The lead dancers, male and female, changed my perceptions; gently built up my sense of thrill at hard earned dance steps and postures; and made me realise how classical can be transformed to innovative. The elite of the Russian community were perhaps present for this Saturday night's performance. One of the leads, a tall and slim blonde-haired dancer, was hanging around the audio-visual control box area during the second intermission. My group of four were all satisfied with the high standards offered by this performance.

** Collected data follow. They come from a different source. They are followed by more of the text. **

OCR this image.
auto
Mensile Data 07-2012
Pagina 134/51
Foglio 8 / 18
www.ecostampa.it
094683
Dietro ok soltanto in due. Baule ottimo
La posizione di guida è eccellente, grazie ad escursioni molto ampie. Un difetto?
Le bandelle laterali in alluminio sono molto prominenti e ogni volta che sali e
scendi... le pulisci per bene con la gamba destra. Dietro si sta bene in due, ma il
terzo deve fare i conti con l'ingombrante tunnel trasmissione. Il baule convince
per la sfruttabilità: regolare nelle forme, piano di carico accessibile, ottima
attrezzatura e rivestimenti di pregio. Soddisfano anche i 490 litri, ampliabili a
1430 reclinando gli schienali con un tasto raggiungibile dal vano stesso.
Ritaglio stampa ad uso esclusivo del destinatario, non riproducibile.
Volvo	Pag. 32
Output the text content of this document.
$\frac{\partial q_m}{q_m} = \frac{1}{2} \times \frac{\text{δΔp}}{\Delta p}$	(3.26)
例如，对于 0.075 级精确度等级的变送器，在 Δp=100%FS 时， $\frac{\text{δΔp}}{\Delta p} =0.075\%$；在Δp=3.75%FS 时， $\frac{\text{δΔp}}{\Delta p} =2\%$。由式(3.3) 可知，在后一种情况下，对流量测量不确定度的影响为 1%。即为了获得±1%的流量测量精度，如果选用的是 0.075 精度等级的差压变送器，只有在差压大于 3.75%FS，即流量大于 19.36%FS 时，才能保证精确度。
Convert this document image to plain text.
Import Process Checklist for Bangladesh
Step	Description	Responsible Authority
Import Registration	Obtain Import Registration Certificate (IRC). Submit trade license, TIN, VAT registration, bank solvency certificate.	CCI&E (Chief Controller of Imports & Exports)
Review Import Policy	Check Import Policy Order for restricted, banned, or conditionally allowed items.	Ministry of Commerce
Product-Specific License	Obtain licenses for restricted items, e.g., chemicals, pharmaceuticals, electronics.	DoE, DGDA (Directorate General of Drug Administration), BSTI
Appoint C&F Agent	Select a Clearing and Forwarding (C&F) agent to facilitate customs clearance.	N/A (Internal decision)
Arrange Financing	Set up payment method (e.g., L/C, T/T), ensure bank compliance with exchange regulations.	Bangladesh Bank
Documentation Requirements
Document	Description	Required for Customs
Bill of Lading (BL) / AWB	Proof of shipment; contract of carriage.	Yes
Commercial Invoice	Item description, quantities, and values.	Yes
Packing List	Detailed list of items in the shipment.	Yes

In the rush hour street side before sunset, near the Broadway shopping centre, I came across three puppies in a baby pram, pushed by a slightly embarrassed guy. Earlier, there were two groups of prancing lions parading past shops in Chinatown, accompanied by the all expected din of banging cymbals and fanfare. The Lunar eighth moon had commenced in the East Asian calendar, and this coincided with the arrival of the Australian spring. Beside the cinema complex along the main thoroughfare of George Street, and leading into the Spanish quarter, an unassuming lane revealed a delightful mural of images from the past century, detailing the balls and functions held by the Chinese-Australian community during the second century of this nation. Most interesting were references to volunteering by this community to the war effort during the 1940s.

Chatime at George Street near Broadway offered this passion fruit flavoured tea. It was thirst quenching after a whole day of literally criss-crossing the streets of Sydney City centre. I was surprised by the lack of custom at this outlet at this evening hour. The LCD screens offered had Mandarin language music videos as if you were in downtown Taipei or Nanjing.

I stood a road away from the construction site for the emerging Sydney Central Park, a massive residential development coming up from the grounds of a discontinued abattoir and brewery. Men in hard hats and bright coloured vests were walking around the place, soon to house hundreds of residents in cubicle units rising over the skyline of the southern end of the CBD. This development by Frasers of Singapore is in an ideal location, the epicentre of the lifestyle for city dwellers. It is ten minutes by car each to Newtown, Glebe, the campuses of UTS and Sydney University, Chinatown, Broadway shopping, Darling Harbour and Surry Hills.

As expected, I could not resist the offer to drop by two food outlets - Malacca Straits, where I tried the nasi lemak with Malaysian styled chicken curry and ice kacang, and then Spice I Am, where the homok and tom yum kung stood out well but the egg noodles were not al dente.